Já o auxílio criança cidadã, que prevê um voucher para uso em
creches privadas –quando inexiste creche pública- é um enorme progresso na direção
de uma maior equidade de gênero. As mulheres continuam sendo majoritariamente
responsáveis pelos cuidados dos filhos na sociedade brasileira, razão pela qual
muitas não podem trabalhar quando uma creche pública não lhe disponibiliza
vaga.
Pode até ser que a política de voucher traga consigo outras
considerações a experiência com o Fies nos lembra que a expansão de serviços
precisa vir acompanhada de algum critério de qualidade, mas o fato é que a
expansão das creches planejadas pelo Plano Nacional de Educação não aconteceu,
e a oferta de vagas para crianças de 0-3 continua sendo um dos maiores gargalos
do nosso sistema educacional. Hoje apenas 37% das crianças de 0-3 estão
matriculadas, atingindo 51% entre os mais ricos e 29% entre os mais pobres.

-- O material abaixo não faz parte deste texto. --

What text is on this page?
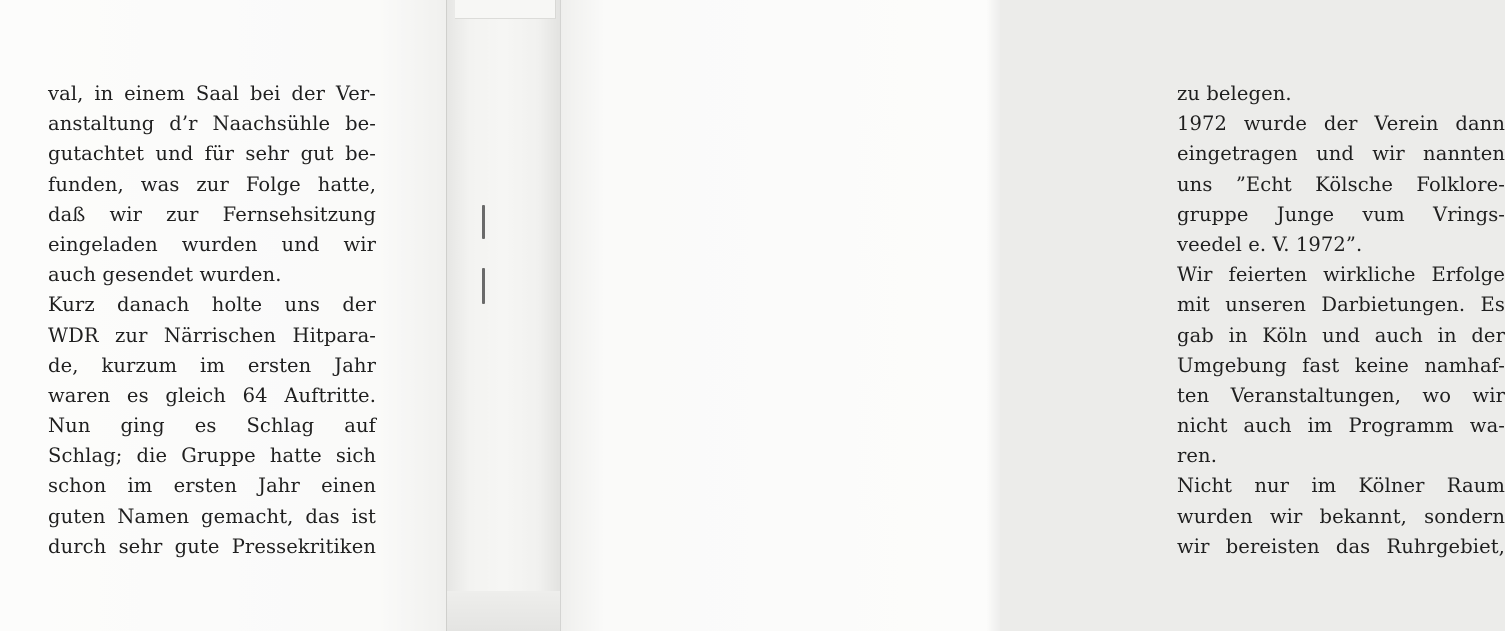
val, in einem Saal bei der Ver-
anstaltung d’r Naachsühle be-
gutachtet und für sehr gut be-
funden, was zur Folge hatte,
daß wir zur Fernsehsitzung
eingeladen wurden und wir
auch gesendet wurden.
Kurz danach holte uns der
WDR zur Närrischen Hitpara-
de, kurzum im ersten Jahr
waren es gleich 64 Auftritte.
Nun ging es Schlag auf
Schlag; die Gruppe hatte sich
schon im ersten Jahr einen
guten Namen gemacht, das ist
durch sehr gute Pressekritiken
zu belegen.
1972 wurde der Verein dann
eingetragen und wir nannten
uns ”Echt Kölsche Folklore-
gruppe Junge vum Vrings-
veedel e. V. 1972”.
Wir feierten wirkliche Erfolge
mit unseren Darbietungen. Es
gab in Köln und auch in der
Umgebung fast keine namhaf-
ten Veranstaltungen, wo wir
nicht auch im Programm wa-
ren.
Nicht nur im Kölner Raum
wurden wir bekannt, sondern
wir bereisten das Ruhrgebiet,
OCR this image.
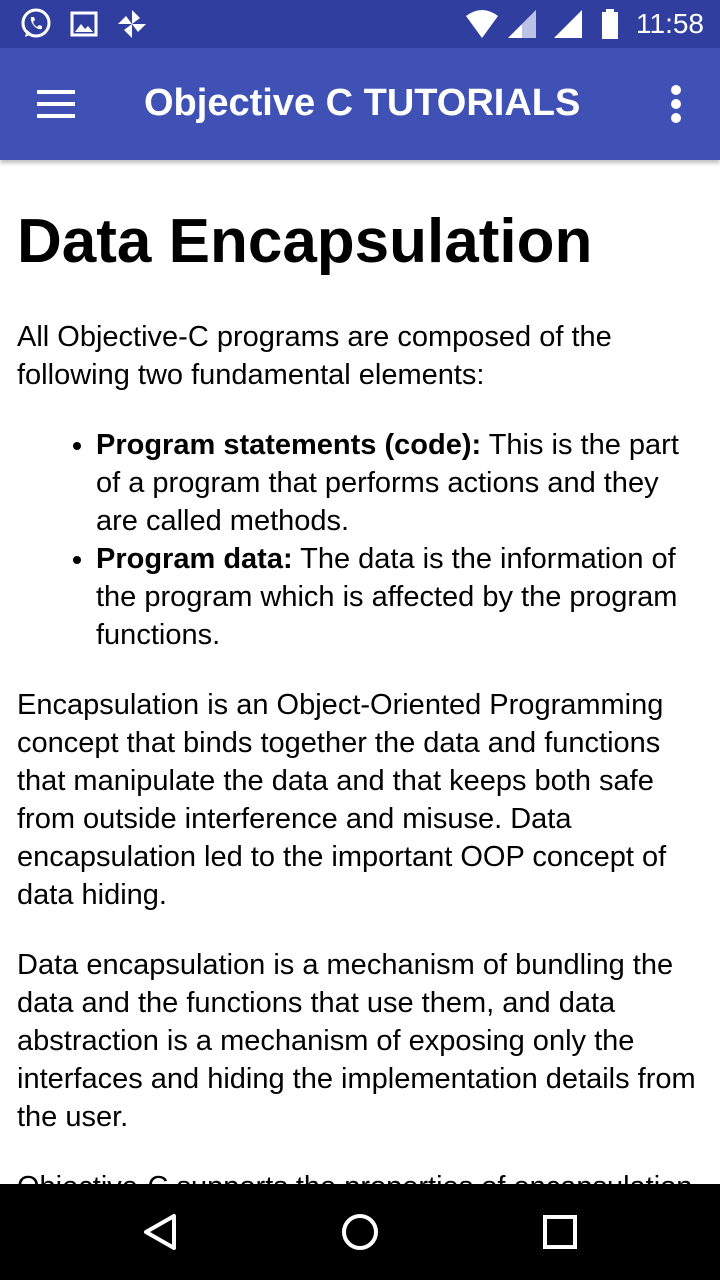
11:58
Objective C TUTORIALS
Data Encapsulation

All Objective-C programs are composed of the following two fundamental elements:

• Program statements (code): This is the part of a program that performs actions and they are called methods.
• Program data: The data is the information of the program which is affected by the program functions.

Encapsulation is an Object-Oriented Programming concept that binds together the data and functions that manipulate the data and that keeps both safe from outside interference and misuse. Data encapsulation led to the important OOP concept of data hiding.

Data encapsulation is a mechanism of bundling the data and the functions that use them, and data abstraction is a mechanism of exposing only the interfaces and hiding the implementation details from the user.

Já a expansão de benefícios até 21 anos para o jovem adulto que
está matriculado no ensino básico promete pouquíssimo sucesso. Em estudo em
parceria com Pinho Neto e Szerman, encontramos que um ano adicional de
recebimento de benefícios aos 18 anos não estimula a permanência na escola. A
esta idade, o custo de oportunidade está no salário que se recebe ao trabalhar,
inevitavelmente maior que qualquer transferência que o Auxílio Brasil venha a
fazer.
Por fim, fica clara a tentativa de criar incentivos à formalização
do emprego e aumentar a visibilidade das rendas que são recebidas, evidente no
auxílio inclusão produtiva, que transfere mais para aqueles que estão
trabalhando. Incentivos ao trabalho são sempre bem-vindos, mas para as pessoas
em situação de pobreza, as oportunidades de emprego continuam limitadas, e faz
pouco sentido pensar em inclusão produtiva sem nenhum programa de qualificação
ou treinamento direcionado a estas pessoas.
O Auxílio Brasil ataca algumas das questões chaves para o
aprimoramento do já existente Bolsa Família, mas deixa enorme margem para que o
desenho e implementação do programa não o permitam avançar. No pior cenário,
muda-se o nome do atual programa, mas recolhe-se o seu dividendo eleitoral.